Question

A 0.0020 m aqueous solution of an ionic compound $Co{(N{H}_3)}_5(N{O}_2)Cl$ freezes at -0.00732 ${}^{\circ }C$. Number of moles of ions which 1 mole of ionic compound produces on being dissolved in water will be $(K_f=-{1.86}^{\circ }C/m)$-
(A)- 1
(B)- 2
(C)- 3
(D)- 4

Answer 1

Hint: The number of ions in solution is obtained from the colligative property and the Van’t Hoff factor relation for the ionic compound whose degree of dissociation is 1.

Complete step by step answer:
Given that the ionic compound solution of $Co{(N{H}_3)}_5(N{O}_2)Cl$ freezes at temperature $T_2=-{0.00732}^{\circ }C$. So, there is a decrease in freezing point of the solution on the addition of the compound compared to the pure solvent (water), whose freezing point temperature is $T_1=0^{\circ }C$. Thus, the depression in freezing point of solution is $\mathrm{\Delta }{T}_f=T_1-T_2=0-(-0.00732)={0.00732}^{\circ }C$.
This depression in freezing is given by the relation:
$\mathrm{\Delta }{T}_f=i{K}_{f}m$ ---------- (a)
where $i$ is the Van’t Hoff factor, $K_f=-{1.86}^{\circ }C/m(given)$ is the Cryoscopic constant and m is the molality = 0.0020 m (given).
Substituting these values in equation (a), we obtain value of $i$as:
$0.00732=i(-1.86\times 0.0020)$
$i={\displaystyle \frac{0.00732}{1.86\times 0.0020}}=1.86\approx 2$
The relation of the Van’t Hoff factor (i) and the number of moles of ions (n) of the compound formed in the solution is given by:
$i=1-\alpha +n\alpha$ or $\alpha ={\displaystyle \frac{i-1}{n-1}}$ ---------- (b)
where $\alpha$ is the degree of dissociation. Since the given compound is ionic, it dissociates completely. Thus, $\alpha =1$.
Substituting the value of $iand\alpha$ in equation (b), we get value of n, as:
$1={\displaystyle \frac{2-1}{n-1}}$
n = 2
So, the given compound being a coordination compound forms two ions as the coordination sphere and the ionisable sphere as ${[Co{(N{H}_3)}_5(N{O}_2)]}^{+}andC{l}^{-}$ respectively.

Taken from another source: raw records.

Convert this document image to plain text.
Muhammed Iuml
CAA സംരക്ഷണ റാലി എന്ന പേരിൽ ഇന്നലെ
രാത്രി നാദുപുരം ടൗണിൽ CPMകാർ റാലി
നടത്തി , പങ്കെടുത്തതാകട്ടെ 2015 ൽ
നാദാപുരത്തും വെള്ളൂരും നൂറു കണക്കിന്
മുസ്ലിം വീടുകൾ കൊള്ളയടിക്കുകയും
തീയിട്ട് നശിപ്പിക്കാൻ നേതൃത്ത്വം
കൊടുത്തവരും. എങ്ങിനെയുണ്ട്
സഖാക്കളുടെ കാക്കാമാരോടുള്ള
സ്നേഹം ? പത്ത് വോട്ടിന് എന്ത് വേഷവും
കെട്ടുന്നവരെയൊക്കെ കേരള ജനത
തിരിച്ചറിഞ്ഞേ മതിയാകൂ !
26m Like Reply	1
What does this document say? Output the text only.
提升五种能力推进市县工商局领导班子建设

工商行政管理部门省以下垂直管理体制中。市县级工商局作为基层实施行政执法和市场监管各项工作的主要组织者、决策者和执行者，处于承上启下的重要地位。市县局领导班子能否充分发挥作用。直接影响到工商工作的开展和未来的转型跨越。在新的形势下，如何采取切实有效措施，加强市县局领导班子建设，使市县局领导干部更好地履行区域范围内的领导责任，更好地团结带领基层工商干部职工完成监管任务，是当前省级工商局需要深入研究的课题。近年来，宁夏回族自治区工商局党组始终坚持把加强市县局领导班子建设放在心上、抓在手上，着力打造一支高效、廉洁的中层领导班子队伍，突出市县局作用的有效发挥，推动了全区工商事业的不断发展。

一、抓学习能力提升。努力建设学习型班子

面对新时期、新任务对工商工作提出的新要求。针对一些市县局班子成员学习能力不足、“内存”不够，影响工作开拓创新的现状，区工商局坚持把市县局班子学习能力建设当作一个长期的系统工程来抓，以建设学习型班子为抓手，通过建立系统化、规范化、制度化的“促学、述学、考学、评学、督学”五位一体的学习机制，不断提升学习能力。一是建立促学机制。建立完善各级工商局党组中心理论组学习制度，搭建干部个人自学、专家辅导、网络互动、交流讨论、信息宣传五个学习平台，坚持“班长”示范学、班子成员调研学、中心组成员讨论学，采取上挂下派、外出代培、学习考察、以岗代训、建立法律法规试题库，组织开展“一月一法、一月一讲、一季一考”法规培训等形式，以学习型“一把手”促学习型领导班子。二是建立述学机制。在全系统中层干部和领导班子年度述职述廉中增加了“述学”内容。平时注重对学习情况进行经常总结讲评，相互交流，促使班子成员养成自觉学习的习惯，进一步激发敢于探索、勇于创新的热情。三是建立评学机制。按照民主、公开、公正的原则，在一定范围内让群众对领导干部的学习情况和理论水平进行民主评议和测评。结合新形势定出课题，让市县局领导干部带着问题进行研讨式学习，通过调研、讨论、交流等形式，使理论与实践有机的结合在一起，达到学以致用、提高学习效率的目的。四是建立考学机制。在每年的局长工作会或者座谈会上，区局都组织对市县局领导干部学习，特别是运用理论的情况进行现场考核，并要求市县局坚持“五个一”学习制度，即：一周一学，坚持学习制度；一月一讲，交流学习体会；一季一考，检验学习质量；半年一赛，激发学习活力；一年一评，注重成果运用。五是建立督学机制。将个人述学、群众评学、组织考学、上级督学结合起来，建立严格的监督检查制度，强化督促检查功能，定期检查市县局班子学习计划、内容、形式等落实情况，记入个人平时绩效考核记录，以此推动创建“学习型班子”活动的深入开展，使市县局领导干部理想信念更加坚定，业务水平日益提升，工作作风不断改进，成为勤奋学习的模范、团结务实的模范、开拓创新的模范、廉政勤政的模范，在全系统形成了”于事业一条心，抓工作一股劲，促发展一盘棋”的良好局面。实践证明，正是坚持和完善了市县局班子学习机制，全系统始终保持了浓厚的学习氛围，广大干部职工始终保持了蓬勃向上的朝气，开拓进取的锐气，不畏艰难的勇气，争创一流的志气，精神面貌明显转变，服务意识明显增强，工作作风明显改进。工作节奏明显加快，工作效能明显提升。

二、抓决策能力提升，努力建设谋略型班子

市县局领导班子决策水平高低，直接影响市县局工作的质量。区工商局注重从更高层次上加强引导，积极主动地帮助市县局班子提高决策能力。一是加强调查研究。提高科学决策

Therefore, the number of moles of ions which 1 mole of ionic compound produces on being dissolved in water will be option (B)- 2.

Note: The depressing freezing point is a colligative property depending on the number of solute particles. And the Van’t Hoff factor gives the ratio of the dissociated ions in the solution.